The controller must adopt an appropriate methodology for the implementation of the PVZLP.
The controller can choose different methodologies for implementing the PVZLP. The following are the criteria that the controller can use to assess whether the GDPR or the methodology for implementing the GDPR is comprehensive enough to comply with the personal data protection regulations:
- the assessment contains a systematic description of the processing :
- the nature, scope, context and purposes of the processing are taken into account;
- personal data, recipients and the period of storage of personal data are recorded;
- a functional description of the processing operation is given;
- assets on which personal data depend are identified (equipment, software programs, networks, persons, documents in paper form or channels for sending documents in paper form);
- compliance with approved codes of conduct is also taken into account;
- the need and proportionality have been assessed :
- the measures provided for compliance with the regulations for the protection of personal data have been determined, taking into account:
- measures contributing to the proportionality and necessity of processing based on:
- specific, clear and legitimate goals;
- lawfulness of processing;
- adequate and relevant personal data and limited to what is necessary;
- limited storage period;
- measures that contribute to the rights of the subjects of personal data:
- information provided to the subject of personal data;
- right of access and portability of data;
- right to rectification and erasure;
- right to object and restriction of processing;
- relations with processors;
- safeguards relating to transmission;
- prior consultation.
- measures contributing to the proportionality and necessity of processing based on:
- the measures provided for compliance with the regulations for the protection of personal data have been determined, taking into account:
- the risks for the rights and freedoms of the respondents are controlled:
- the source, nature, particularity and severity of the risk are assessed, in more detail for each risk (unauthorized access, unwanted changes and missing data) from the point of view of the subjects of the personal data:
- the sources of risk are taken into account;
- the possible effects on the rights and freedoms of the subjects of personal data have been determined, among other things, in case of unauthorized access, unwanted changes and missing data;
- threats that could lead to unauthorized access, unwanted change and missing data are identified;
- probability and severity are assessed;
- certain measures are foreseen to eliminate these risks;
- the source, nature, particularity and severity of the risk are assessed, in more detail for each risk (unauthorized access, unwanted changes and missing data) from the point of view of the subjects of the personal data:
- stakeholders are included :
- the officer’s advice was sought;
- where appropriate, the opinions of the subjects of the personal data or their representatives have been requested.

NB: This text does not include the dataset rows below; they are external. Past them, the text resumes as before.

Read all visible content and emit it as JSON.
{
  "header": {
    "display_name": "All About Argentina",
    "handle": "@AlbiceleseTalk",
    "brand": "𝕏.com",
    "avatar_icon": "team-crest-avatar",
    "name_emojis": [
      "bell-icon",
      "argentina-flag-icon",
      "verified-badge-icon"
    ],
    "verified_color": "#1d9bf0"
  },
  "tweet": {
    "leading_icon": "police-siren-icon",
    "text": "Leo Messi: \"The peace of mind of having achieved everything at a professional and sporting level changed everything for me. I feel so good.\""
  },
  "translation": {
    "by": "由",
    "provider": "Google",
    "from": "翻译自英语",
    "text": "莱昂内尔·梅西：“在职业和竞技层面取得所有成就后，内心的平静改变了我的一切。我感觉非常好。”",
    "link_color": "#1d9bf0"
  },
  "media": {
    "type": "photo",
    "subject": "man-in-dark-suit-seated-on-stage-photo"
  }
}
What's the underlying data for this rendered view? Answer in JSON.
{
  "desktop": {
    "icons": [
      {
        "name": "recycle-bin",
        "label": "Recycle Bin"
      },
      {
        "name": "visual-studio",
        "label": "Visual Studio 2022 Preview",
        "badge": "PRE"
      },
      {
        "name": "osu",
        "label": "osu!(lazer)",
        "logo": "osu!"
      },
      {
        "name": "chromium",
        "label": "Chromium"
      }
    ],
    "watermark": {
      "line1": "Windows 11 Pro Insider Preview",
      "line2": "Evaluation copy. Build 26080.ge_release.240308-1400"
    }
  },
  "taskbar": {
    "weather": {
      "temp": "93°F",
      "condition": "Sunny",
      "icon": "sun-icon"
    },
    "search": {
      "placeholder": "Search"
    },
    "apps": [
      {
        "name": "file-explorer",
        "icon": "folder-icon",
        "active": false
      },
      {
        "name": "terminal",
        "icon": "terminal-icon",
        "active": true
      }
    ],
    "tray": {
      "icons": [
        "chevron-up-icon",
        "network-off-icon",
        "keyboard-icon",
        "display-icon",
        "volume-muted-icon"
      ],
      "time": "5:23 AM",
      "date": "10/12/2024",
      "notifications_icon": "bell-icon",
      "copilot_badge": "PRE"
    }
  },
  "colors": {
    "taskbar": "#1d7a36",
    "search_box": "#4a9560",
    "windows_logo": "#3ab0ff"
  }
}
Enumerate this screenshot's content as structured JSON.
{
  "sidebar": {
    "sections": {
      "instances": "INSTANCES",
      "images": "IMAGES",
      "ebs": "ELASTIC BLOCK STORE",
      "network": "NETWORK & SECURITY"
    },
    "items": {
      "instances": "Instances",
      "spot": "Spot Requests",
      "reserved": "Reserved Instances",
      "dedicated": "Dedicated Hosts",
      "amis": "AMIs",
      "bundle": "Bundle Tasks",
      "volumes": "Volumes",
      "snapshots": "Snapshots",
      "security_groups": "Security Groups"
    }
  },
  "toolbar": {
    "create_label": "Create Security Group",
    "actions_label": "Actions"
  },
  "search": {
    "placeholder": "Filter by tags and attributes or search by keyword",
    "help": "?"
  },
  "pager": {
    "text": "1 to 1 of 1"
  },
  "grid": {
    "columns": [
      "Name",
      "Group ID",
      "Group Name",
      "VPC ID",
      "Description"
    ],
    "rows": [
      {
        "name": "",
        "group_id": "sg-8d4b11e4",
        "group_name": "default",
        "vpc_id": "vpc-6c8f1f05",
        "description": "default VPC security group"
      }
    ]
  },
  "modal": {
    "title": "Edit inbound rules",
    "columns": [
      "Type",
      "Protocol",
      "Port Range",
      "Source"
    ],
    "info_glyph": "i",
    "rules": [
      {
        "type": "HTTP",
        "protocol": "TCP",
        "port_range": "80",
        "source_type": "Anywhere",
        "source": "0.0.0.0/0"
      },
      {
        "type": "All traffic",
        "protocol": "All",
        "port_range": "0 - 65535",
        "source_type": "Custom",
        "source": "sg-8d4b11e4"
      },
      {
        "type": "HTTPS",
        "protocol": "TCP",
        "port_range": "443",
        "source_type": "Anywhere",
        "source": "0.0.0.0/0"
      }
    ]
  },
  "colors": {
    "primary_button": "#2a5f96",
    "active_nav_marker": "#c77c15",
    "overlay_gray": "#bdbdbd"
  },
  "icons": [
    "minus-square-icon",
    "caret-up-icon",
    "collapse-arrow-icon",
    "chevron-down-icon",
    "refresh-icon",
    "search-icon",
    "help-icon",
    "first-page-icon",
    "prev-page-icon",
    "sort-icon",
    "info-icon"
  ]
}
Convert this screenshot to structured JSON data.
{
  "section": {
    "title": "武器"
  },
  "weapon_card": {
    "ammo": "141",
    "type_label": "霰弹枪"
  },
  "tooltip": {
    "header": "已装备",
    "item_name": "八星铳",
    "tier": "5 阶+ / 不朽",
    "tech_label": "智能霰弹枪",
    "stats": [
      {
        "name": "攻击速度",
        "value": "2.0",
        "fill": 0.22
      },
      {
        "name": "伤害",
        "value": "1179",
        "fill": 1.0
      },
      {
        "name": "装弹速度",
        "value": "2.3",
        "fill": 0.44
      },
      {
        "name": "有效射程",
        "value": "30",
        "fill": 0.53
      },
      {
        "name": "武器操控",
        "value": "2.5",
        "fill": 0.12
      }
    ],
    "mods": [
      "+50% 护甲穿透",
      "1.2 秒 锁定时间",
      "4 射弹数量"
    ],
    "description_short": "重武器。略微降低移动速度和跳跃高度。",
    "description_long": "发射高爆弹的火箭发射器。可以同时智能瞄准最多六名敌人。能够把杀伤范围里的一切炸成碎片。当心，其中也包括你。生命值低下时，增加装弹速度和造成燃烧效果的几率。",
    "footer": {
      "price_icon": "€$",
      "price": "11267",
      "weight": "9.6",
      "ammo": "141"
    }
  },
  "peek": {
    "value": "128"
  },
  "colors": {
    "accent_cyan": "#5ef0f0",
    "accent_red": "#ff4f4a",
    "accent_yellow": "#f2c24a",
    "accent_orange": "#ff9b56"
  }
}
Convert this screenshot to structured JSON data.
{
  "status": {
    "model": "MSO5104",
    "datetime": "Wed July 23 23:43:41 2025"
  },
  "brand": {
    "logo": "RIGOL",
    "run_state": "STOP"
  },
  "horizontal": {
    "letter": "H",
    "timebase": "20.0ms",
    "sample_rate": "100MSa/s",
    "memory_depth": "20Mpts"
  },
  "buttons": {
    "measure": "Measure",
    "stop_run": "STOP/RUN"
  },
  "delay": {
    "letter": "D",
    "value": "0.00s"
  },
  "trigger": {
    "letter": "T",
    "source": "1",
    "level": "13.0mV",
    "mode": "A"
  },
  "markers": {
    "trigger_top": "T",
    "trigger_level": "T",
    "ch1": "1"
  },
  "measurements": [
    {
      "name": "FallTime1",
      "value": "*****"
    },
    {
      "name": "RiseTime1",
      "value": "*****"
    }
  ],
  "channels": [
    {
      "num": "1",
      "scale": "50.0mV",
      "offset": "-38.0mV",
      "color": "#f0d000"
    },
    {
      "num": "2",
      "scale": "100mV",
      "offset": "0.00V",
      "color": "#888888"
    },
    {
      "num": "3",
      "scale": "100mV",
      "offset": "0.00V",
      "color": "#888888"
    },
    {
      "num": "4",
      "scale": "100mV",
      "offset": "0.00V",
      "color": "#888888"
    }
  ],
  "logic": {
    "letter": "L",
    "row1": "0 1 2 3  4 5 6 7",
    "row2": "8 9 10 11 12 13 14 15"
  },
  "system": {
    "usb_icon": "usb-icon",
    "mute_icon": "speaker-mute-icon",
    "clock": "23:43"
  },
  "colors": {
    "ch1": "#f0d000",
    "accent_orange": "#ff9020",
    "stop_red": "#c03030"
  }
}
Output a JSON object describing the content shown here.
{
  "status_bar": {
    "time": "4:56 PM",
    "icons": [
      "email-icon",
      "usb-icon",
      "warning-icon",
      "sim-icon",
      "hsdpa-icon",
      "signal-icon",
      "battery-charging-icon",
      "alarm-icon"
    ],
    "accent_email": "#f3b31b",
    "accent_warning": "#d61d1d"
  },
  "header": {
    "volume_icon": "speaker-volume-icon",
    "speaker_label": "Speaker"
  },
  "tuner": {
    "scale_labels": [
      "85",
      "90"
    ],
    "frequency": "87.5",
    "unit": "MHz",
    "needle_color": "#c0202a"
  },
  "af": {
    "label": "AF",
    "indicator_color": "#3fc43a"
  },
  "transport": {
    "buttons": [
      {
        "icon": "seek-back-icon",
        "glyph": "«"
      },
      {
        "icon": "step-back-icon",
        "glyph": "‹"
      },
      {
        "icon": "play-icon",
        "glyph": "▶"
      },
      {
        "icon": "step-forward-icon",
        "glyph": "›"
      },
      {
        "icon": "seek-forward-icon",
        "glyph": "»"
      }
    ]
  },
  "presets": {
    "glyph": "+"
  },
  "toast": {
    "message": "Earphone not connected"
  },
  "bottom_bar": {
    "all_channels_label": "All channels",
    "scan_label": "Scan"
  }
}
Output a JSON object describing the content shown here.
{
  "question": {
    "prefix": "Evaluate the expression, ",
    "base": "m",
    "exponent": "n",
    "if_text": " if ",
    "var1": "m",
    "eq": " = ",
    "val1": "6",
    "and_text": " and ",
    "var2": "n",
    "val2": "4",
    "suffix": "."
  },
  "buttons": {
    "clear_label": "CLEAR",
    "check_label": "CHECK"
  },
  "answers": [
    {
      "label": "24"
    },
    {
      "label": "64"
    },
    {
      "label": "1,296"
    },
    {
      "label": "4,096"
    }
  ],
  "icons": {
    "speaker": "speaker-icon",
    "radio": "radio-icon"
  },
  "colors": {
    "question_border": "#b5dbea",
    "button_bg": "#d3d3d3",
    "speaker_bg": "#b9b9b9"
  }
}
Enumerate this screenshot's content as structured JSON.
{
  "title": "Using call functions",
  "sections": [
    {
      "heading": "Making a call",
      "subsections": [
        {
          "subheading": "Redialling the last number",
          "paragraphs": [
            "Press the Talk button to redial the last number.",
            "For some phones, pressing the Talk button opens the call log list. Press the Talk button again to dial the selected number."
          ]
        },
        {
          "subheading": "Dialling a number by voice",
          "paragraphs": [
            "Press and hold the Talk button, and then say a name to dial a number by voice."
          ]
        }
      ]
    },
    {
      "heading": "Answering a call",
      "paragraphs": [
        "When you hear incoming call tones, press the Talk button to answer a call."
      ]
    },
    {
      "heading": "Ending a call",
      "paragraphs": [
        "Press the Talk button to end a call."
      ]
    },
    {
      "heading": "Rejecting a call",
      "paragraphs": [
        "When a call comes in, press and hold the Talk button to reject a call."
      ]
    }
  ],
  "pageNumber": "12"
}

The following are examples of methodological approaches for the implementation of PVZLP.
Examples of general frameworks of PVZLP in the EU:
- Germany: Standard Data Protection Model, V.1.0 – Trial version, 2016 (Standard Data Protection Model, V.1.0 – Trial version, 2016).
https://www.datenschutzzentrum.de/uploads/SDM – Methodology_V1_EN1.pdf
- Spain: Guía para una Evaluación de Impacto en la Protección de Datos Personales (EIPD), Agencia española de protección de datos (AGPD), 2014.
https://www.agpd.es/portalwebAGPD/canaldocumentacion/publicaciones/common/Guias/Gui a_EIPD.pdf
- France: Privacy Impact Assessment (PIA), Commission nationale de l’informatique et des libertés (CNIL), 2015. https://www.cnil.fr/fr/node/15798
- United Kingdom: Implementing a Privacy Impact Assessment Code of Practice, Information Commissioner’s Office (ICO), 2014. (Conducting privacy impact assessments code of practice, Information Commissioner’s Office (ICO), 2014). https://ico.org.uk/media/for – organizations/documents/1595/pia – code – of – practice.pdf
- Czech Republic: Metodika obecneho beszkom vlivu na ochranu osnych odstavnia, 23.10.2019, Úřad pro ochranu osnych osnych dąiago (UOOU) https://www.uoou.cz/assets/File.ashx?id_org=200144&id_dokumenty=38693 .
Examples of the sectoral framework of the PVZLP in the EU:
- Privacy Impact Assessment Framework and Personal Data Protection for RFID Applications
http://ec.europa.eu/justice/data – protection/article – 29/documentation/opinion recommendation/files/2011/wp180_annex_en.pdf
- Personal Data Protection Impact Assessment Form for Smart Grid and Smart Metering Systems http://ec.europa.eu/energy/sites/ener/files/documents/2014_dpia_smart_grids_forces.pdf
International standard
- ISO/IEC 291343: https://www.iso.org/obp/ui/#iso:std:iso-iec:29134:ed-1:v1:en
Compliance with the code of conduct should also be taken into account when implementing the Personal Data Protection Act ( Article 44 of the Law on Personal Data Protection ). In this way, the controller can demonstrate that he has applied appropriate measures, provided that the code of conduct corresponds to the processing process ( Article 46 of the Law on Personal Data Protection ).
Also, during the implementation of PVZLP, certificates, as well as seals and marks for the protection of personal data (privacy seals) should be taken into account in order to demonstrate compliance with the regulations for the protection of personal data by the controller.